Physiological/Affective State: Physiological symptoms, such as sweating, shaking, and quick shallow breathing, often imply pessimism and fear. In contrast, sincere smiles and happy expressions often imply optimism and comfort.

  • That smile on your faces tells me that you think you followed the strategy and did well. You did. The whole group did very well. Congratulate yourselves; you followed the strategy.
  • Did you realize that you focused on the task without fidgeting? And you did well on it. You can be proud of your effort.

Three Critical Ingredients

Proper instructional and independent level materials and tasks are the first ingredient for remote instruction to work. Frustration level lessons and tasks that produce confusion, struggles, and scorn must be avoided, especially when no one can immediately rectify the situation and replace scorn with realistic and encouraging optimism. For more information on proper instructional and independent levels, see these two articles:

And when it’s difficult to identify specific levels, look at the SLs’ faces, on task behavior, and work products. Sometimes, this is all that’s needed to know it’s time to lighten their load, to reduce the degree of difficulty.

Personalized, supportive instruction and encouragement is the second ingredient. They’re needed to counter the widely held feeling that remote instruction is cold, boring, and impersonal. This undermines instruction and can evoke distress and indifference.

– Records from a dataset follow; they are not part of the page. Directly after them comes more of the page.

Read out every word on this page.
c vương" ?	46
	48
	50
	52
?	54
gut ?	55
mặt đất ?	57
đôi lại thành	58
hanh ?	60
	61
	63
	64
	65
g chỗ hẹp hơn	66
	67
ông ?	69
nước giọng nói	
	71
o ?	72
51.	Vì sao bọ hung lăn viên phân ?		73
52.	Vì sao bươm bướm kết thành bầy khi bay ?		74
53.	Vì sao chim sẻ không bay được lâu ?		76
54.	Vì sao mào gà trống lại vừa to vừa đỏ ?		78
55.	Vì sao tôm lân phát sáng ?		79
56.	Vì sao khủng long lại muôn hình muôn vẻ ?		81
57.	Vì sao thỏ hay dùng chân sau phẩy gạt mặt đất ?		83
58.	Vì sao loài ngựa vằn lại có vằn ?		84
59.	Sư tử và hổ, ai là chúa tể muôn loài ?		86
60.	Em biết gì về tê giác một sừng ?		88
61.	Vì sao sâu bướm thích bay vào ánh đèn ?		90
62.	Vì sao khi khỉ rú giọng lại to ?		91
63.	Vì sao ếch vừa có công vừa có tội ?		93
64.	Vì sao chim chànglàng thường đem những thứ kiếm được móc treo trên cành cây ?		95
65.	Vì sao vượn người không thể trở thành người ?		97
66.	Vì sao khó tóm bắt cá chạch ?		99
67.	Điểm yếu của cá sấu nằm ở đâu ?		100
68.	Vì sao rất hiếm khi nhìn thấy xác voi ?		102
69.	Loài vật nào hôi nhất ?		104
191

One way to counter these perceptions is to provide small group sessions in which teachers and counselors play games with SLs and other students, provide guidance, and share personal stories. This creates numerous opportunities to listen to SLs and other students, to learn about them, to display genuine interest in their thoughts and well-being, and to help them solve problems. These actions can help teachers and counselors create strong positive relationships with all students, relationships that form the foundation for academic, social, and emotional learning for SLs, other students, and teachers.

Parents are the third but often ignored factor, a factor that will have lasting effects — positive or negative — on their children’s academic, social, and emotional development. Countless parents, however, want to help their children but don’t know how to.

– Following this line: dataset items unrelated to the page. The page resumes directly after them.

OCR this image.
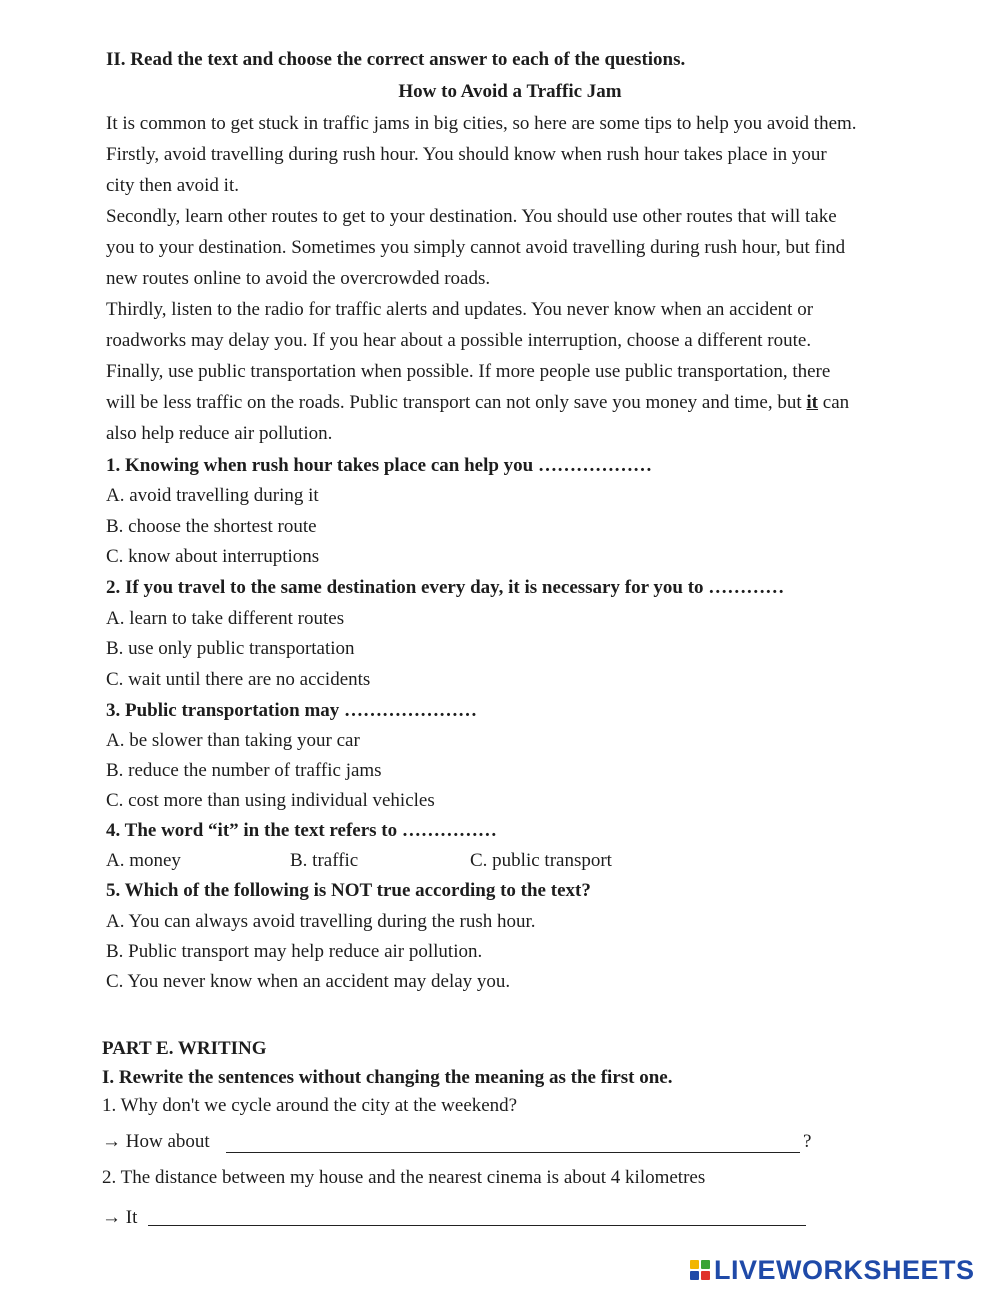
II. Read the text and choose the correct answer to each of the questions.
How to Avoid a Traffic Jam
It is common to get stuck in traffic jams in big cities, so here are some tips to help you avoid them.
Firstly, avoid travelling during rush hour. You should know when rush hour takes place in your
city then avoid it.
Secondly, learn other routes to get to your destination. You should use other routes that will take
you to your destination. Sometimes you simply cannot avoid travelling during rush hour, but find
new routes online to avoid the overcrowded roads.
Thirdly, listen to the radio for traffic alerts and updates. You never know when an accident or
roadworks may delay you. If you hear about a possible interruption, choose a different route.
Finally, use public transportation when possible. If more people use public transportation, there
will be less traffic on the roads. Public transport can not only save you money and time, but it can
also help reduce air pollution.
1. Knowing when rush hour takes place can help you ………………
A. avoid travelling during it
B. choose the shortest route
C. know about interruptions
2. If you travel to the same destination every day, it is necessary for you to …………
A. learn to take different routes
B. use only public transportation
C. wait until there are no accidents
3. Public transportation may …………………
A. be slower than taking your car
B. reduce the number of traffic jams
C. cost more than using individual vehicles
4. The word “it” in the text refers to ……………
A. money	B. traffic	C. public transport
5. Which of the following is NOT true according to the text?
A. You can always avoid travelling during the rush hour.
B. Public transport may help reduce air pollution.
C. You never know when an accident may delay you.
PART E. WRITING
I. Rewrite the sentences without changing the meaning as the first one.
1. Why don't we cycle around the city at the weekend?
→ How about	?
2. The distance between my house and the nearest cinema is about 4 kilometres
→ It
LIVEWORKSHEETS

To help parents, teachers can hold weekly meetings to answer their questions and concerns, demonstrate teaching strategies, and explain how parents can prepare their children for upcoming lessons. Similarly, school counselors, school psychologists, and behavioral specialists can hold weekly meetings to help parents deal with a variety of social and emotional issues. They can also meet privately with parents to discuss more sensitive issues.